Itinerary: Ferrara (0 km), idrovora di Baura (22 km), Tresigallo (41 km), Codigoro (74 km), Abbazia di Pomposa (82 km), Volano (91 km), idrovora di Marozzo (112 km), Comacchio (129 km), Ostellato (151 km), idrovora di Saiarino (181 km), Traghetto (202 km), Ferrara (237 km)
Duration: 48 hours
Total distance: km 237
Difficulty: easy
When: from April to October
Motorcycle: any
We leave Ferrara behind us and with it, the splendor of Palazzo Ducale, still surrounded and defended by the waters of the Po which here were divided, almost as if embracing the city, into two branches: the Po di Primaro and the Po di Volano. It is following the course of the latter that this journey came about, to discover the territories that the epic of the Great Reclamation brought to light through the incessant work of man who transformed, with wheelbarrows and the strength of his arms but above all that of the large dewatering pumps from the second half of the 19th century, the lake basin squeezed in between the Po to the north, the Reno to the south, the Panaro to the west and the sea to the east in the infinite expanse of cultivated fields that we now are crossing. Just a few kilometers from Ferrara we come across the first two dewatering plants which, with their pumps, have governed the water regime of this territory since the second half of the 19th century, raising and conveying the water collected from the canals into the river.
It is by following its bank that we arrive first at Tresigallo, the Metaphysical Town which represents the highest example of the beauty achieved by Italian Rationalism in the early 1900s, and then Codigoro which, with its five plants, is one of the most significant complexes in both Italian hydraulic reclamation and that of the world, capable of raising the water collected in the basins up to five meters to dump it into the river for the last run up to Volano where it flows into the sea. Enchanted by the magnificence of Pomposa Abbey, having just touched upon Bertuzzi Valley with its large colony of pink flamingos and having visited the Marozzo water pumping plant, we arrive at Comacchio, the Queen of the valleys where the eel thrives.
We leave its extraordinary eighteenth-century monuments to follow the navigable canal which dumps its waters governed by the dewatering plants of the valleys and arrive first at Ostellato and then at Portomaggiore.
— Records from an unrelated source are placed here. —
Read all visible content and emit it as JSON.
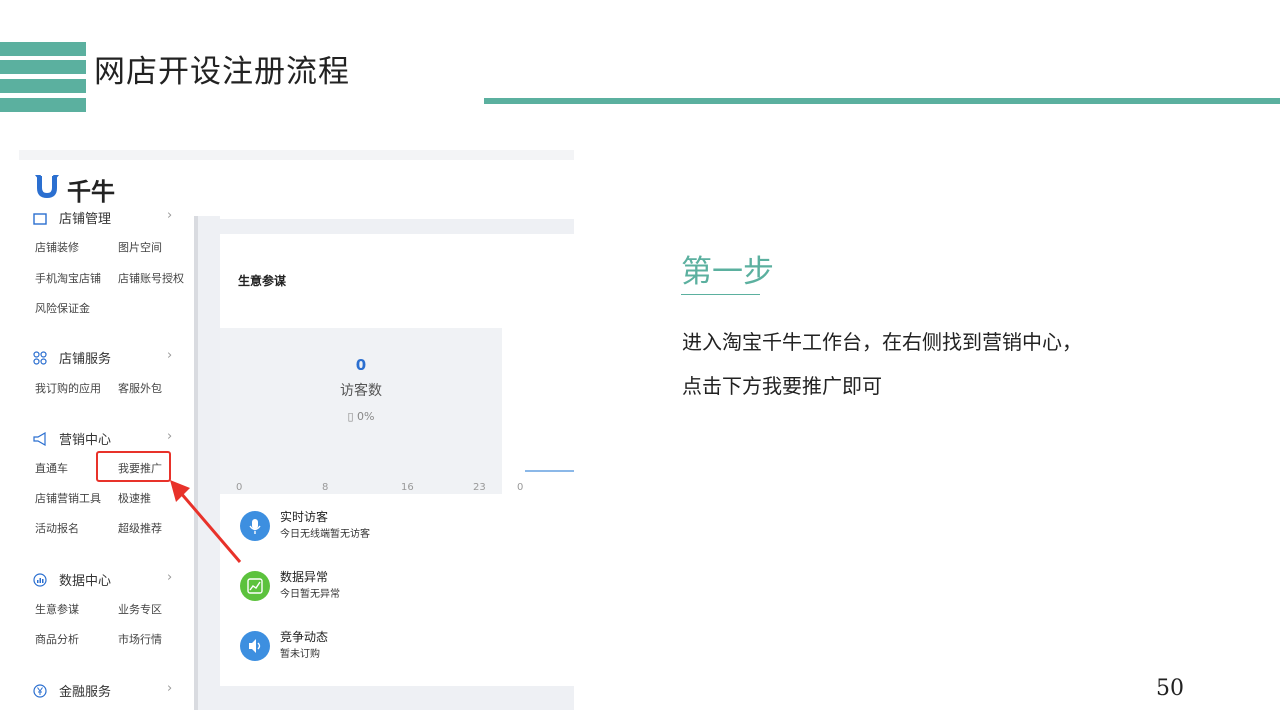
{
  "slide": {
    "title": "网店开设注册流程",
    "step_title": "第一步",
    "desc_line1": "进入淘宝千牛工作台，在右侧找到营销中心，",
    "desc_line2": "点击下方我要推广即可",
    "page_number": "50"
  },
  "screenshot": {
    "app_name": "千牛",
    "sidebar": {
      "store_manage": {
        "label": "店铺管理",
        "items": [
          "店铺装修",
          "图片空间",
          "手机淘宝店铺",
          "店铺账号授权",
          "风险保证金"
        ]
      },
      "store_service": {
        "label": "店铺服务",
        "items": [
          "我订购的应用",
          "客服外包"
        ]
      },
      "marketing": {
        "label": "营销中心",
        "items": [
          "直通车",
          "我要推广",
          "店铺营销工具",
          "极速推",
          "活动报名",
          "超级推荐"
        ]
      },
      "data_center": {
        "label": "数据中心",
        "items": [
          "生意参谋",
          "业务专区",
          "商品分析",
          "市场行情"
        ]
      },
      "finance": {
        "label": "金融服务"
      },
      "chevron": "›"
    },
    "card": {
      "title": "生意参谋",
      "visitor_value": "0",
      "visitor_label": "访客数",
      "mobile_pct": "0%",
      "axis_ticks": [
        "0",
        "8",
        "16",
        "23"
      ],
      "axis_ticks_2": "0"
    },
    "list": [
      {
        "title": "实时访客",
        "sub": "今日无线端暂无访客",
        "color": "#3d8fe0"
      },
      {
        "title": "数据异常",
        "sub": "今日暂无异常",
        "color": "#5cc23d"
      },
      {
        "title": "竞争动态",
        "sub": "暂未订购",
        "color": "#3d8fe0"
      }
    ],
    "highlight_color": "#e8322a",
    "accent_color": "#5bb09f"
  }
}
Consandolo, Argenta and here we are at the dewatering pump and Saiarino with its stupendous Museum of Reclamation, capable of telling stories of extraordinary men and machines. Going up the course of the Reno river we are in Traghetto to rediscover the ancient course of the Po di Primaro, for a long time the main branch of the Great River. And it is following the bends of its ancient course that we return to the town of the Este family where the waters of the Primaro branch become one again with those of the Po di Volano.